Русская проза XVIII века - Чулков Михаил Дмитриевич. Страница 77

Главное рачение мое обратил я к познанию здешних законов. Сколь много несовместны они в подробностях своих с нашими, столь, напротив того, общие правосудия правила просвещают меня в познании существа самой истины и в способах находить ее в той мрачной глубине, куда свергают ее невежество и ябеда. Система законов сего государства есть здание, можно сказать, премудрое, сооруженное многими веками и редкими умами; но вкравшиеся мало-помалу различные злоупотребления и развращение нравов дошли теперь до самой крайности и уже потрясли основание сего пространного здания, так что жить в нем бедственно, а разорить его пагубно. Первое право каждого француза есть вольность; но истинное настоящее его состояние есть рабство, ибо бедный человек не может снискивать своего пропитания иначе, как рабскою работою, а если захочет пользоваться драгоценною своею вольностию, то должен будет умереть с голоду. Словом, вольность есть пустое имя, и право сильного остается правом превыше всех законов.

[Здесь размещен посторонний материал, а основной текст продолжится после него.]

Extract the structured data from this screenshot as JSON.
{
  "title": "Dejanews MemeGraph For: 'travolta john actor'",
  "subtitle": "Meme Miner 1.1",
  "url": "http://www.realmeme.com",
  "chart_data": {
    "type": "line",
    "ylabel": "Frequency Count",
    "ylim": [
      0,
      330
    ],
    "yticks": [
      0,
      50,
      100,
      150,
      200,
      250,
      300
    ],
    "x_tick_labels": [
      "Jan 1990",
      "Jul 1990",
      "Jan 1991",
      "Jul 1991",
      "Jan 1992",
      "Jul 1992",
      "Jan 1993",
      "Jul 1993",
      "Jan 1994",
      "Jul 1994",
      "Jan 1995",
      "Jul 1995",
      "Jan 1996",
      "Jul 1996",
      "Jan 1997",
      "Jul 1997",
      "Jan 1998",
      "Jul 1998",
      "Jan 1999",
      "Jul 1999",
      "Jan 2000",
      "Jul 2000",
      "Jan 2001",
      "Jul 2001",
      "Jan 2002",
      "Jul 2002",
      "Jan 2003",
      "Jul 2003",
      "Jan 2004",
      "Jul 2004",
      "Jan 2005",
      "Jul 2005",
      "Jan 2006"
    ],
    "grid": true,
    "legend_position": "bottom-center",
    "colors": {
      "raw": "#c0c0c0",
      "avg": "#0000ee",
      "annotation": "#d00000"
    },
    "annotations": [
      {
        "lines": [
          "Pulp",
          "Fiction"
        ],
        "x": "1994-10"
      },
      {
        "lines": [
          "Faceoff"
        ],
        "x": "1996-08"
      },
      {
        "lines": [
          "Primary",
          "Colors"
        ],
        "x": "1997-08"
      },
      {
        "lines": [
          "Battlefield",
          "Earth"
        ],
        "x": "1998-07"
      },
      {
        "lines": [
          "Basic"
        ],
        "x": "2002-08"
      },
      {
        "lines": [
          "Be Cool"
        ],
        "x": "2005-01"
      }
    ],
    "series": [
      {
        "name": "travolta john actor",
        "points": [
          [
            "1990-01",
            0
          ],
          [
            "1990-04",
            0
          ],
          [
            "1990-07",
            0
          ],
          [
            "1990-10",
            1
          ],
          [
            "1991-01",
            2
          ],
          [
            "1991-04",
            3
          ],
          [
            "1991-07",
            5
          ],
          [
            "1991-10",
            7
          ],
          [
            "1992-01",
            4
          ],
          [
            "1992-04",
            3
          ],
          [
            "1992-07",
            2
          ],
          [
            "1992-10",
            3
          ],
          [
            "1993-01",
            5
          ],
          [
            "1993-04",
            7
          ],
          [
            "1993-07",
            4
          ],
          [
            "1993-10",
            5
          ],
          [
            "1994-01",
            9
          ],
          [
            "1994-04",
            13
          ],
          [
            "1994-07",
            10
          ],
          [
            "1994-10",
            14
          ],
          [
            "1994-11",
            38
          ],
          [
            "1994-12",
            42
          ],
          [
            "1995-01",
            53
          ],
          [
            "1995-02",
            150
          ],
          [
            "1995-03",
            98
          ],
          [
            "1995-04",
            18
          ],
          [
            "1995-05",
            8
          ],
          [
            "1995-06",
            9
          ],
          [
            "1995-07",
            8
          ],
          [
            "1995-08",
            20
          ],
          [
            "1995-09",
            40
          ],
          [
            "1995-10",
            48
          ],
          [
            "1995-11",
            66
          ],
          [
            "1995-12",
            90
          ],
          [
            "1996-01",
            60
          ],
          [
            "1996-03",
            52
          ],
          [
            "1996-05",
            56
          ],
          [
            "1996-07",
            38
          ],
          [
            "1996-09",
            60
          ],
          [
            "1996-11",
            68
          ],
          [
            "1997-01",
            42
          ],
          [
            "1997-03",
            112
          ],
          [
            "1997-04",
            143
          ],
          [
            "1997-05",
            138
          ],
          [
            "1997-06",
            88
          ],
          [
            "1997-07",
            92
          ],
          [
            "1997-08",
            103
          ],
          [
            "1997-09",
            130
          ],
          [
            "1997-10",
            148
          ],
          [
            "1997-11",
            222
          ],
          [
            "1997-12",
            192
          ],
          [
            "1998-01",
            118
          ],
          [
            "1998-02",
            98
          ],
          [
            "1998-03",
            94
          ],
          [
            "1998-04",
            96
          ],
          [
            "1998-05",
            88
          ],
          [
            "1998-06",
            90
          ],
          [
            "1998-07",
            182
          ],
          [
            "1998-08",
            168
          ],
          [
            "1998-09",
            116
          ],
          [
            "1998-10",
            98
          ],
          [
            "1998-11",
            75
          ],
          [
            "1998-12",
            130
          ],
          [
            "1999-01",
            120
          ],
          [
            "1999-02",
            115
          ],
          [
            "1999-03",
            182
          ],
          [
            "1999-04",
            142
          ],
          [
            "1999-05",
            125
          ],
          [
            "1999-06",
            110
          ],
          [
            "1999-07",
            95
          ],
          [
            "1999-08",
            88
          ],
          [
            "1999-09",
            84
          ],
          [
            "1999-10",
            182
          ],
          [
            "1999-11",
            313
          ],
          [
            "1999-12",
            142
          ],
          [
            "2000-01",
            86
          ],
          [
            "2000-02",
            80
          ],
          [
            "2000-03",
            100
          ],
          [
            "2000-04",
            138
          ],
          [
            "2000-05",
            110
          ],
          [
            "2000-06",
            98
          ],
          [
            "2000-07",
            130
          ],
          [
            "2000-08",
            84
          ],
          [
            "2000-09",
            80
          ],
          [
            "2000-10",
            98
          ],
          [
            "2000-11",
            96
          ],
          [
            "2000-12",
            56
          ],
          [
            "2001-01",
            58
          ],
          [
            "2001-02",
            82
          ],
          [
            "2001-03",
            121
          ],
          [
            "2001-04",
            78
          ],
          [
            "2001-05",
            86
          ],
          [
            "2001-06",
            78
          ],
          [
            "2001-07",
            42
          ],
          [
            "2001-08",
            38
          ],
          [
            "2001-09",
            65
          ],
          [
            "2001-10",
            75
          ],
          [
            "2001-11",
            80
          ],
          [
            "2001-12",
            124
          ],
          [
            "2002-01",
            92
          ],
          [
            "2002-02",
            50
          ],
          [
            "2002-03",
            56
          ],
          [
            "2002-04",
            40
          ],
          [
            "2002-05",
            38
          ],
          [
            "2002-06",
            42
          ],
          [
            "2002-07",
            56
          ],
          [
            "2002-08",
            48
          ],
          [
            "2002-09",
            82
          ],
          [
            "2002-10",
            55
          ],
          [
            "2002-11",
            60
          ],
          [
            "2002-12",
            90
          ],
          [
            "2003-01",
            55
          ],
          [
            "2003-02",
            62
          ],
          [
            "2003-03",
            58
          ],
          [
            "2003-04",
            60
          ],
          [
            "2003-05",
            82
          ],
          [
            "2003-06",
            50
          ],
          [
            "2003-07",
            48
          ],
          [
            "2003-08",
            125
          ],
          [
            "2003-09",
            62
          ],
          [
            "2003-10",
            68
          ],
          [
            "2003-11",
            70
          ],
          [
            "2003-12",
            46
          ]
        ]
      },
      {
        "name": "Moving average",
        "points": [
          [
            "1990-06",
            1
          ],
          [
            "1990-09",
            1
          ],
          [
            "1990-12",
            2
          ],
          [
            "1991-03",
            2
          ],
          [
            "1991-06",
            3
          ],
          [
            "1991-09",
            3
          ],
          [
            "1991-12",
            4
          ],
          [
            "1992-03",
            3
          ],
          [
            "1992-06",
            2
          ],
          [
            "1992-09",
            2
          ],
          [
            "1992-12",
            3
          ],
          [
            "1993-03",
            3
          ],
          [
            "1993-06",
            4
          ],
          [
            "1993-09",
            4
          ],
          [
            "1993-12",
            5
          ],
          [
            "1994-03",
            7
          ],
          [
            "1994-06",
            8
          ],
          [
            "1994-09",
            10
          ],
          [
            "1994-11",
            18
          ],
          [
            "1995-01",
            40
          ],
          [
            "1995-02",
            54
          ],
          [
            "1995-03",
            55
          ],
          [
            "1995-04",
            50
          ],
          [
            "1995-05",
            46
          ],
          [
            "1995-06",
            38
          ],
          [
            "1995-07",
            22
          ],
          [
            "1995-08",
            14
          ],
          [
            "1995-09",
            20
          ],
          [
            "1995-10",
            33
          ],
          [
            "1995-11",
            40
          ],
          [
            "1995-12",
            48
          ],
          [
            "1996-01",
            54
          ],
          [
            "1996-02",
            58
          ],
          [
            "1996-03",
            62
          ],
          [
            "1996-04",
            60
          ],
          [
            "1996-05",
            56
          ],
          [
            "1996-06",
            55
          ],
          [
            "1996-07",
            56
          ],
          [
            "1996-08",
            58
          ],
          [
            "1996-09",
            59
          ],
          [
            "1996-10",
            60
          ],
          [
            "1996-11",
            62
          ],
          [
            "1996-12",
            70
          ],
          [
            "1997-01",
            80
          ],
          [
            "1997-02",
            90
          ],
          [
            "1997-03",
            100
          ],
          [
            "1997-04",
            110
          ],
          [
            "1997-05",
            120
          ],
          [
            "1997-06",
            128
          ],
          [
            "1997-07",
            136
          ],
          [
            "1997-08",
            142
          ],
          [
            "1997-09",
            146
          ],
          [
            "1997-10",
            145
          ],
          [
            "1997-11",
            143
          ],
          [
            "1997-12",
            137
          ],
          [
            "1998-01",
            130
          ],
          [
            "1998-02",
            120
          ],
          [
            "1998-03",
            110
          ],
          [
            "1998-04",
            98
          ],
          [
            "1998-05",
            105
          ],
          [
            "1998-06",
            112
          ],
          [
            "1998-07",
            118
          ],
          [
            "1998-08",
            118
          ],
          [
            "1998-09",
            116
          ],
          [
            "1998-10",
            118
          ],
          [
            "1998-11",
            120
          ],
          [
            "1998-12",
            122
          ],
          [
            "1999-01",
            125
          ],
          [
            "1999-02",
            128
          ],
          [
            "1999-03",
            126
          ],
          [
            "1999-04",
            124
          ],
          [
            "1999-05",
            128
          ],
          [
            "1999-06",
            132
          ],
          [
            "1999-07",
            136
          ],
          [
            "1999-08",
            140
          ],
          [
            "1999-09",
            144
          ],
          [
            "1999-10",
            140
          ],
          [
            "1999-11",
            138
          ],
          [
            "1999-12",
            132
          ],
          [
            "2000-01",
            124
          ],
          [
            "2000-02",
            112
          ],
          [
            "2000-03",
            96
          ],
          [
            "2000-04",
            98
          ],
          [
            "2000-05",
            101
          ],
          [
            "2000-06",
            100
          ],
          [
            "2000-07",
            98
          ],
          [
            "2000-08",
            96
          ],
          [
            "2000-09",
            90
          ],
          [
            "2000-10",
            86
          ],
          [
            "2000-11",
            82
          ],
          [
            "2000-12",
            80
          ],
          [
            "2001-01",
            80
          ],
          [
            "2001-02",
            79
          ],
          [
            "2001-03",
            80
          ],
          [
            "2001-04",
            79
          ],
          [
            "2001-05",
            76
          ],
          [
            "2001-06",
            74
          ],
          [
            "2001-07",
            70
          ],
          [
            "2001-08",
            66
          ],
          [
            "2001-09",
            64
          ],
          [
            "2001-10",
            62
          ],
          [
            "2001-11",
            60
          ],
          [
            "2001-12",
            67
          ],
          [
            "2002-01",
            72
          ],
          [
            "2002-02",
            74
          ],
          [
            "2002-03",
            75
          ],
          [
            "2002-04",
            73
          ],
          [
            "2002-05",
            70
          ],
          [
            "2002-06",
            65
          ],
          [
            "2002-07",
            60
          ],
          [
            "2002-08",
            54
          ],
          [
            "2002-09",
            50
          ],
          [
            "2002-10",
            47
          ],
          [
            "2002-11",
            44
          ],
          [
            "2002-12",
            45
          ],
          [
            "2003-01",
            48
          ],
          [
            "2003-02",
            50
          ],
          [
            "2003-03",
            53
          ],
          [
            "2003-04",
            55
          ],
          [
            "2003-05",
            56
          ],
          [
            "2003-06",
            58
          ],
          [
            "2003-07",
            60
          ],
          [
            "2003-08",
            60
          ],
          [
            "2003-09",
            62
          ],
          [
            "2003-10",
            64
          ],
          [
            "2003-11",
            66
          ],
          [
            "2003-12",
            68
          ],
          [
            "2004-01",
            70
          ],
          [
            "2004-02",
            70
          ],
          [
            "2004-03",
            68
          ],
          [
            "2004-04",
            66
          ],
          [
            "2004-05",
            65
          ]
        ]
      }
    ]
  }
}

Вашему сиятельству, без сомнения, известны уже худые успехи англичан против американцев {205}. Вчера пронесся слух, будто находящийся со стороны сих последних в Париже поверенный, Франклин {206}, признан от здешнего двора послом от американской республики. Если это правда, то война, кажется, неизбежна; но должно ожидать сему верного подтверждения, а между тем все англичане поднялись вдруг отсюда и спешат выехать. Все то, что за верное сказать можно, есть сильное вооружение в здешних портах. Оно делается с такою поспешностию, что в Тулоне по воскресеньям и праздникам работают, равно как и в обыкновенные дни.

3

Монпелье, 15/26 января 1778.

Получа на сих днях радостное для всех россиян известие о разрешении от бремени ее императорского высочества {207}, приемлю смелость принести вашему сиятельству нижайшее поздравление с благополучным происшествием, утверждающим благосостояние отечества нашего.

Я имел честь получить милостивое письмо ваше от 13 ноября, за которое приношу вашему сиятельству покорнейшее благодарение. Сообщение мне ваших, на истине основанных и проницанием извлеченных, рассуждений произвело во мне о самом себе лестное заключение. Признаюсь, милостивый государь, что я больше сам себя почитаю, видя, что особа ваших достоинств и заслуг считает меня способным вкусить толь разумную беседу.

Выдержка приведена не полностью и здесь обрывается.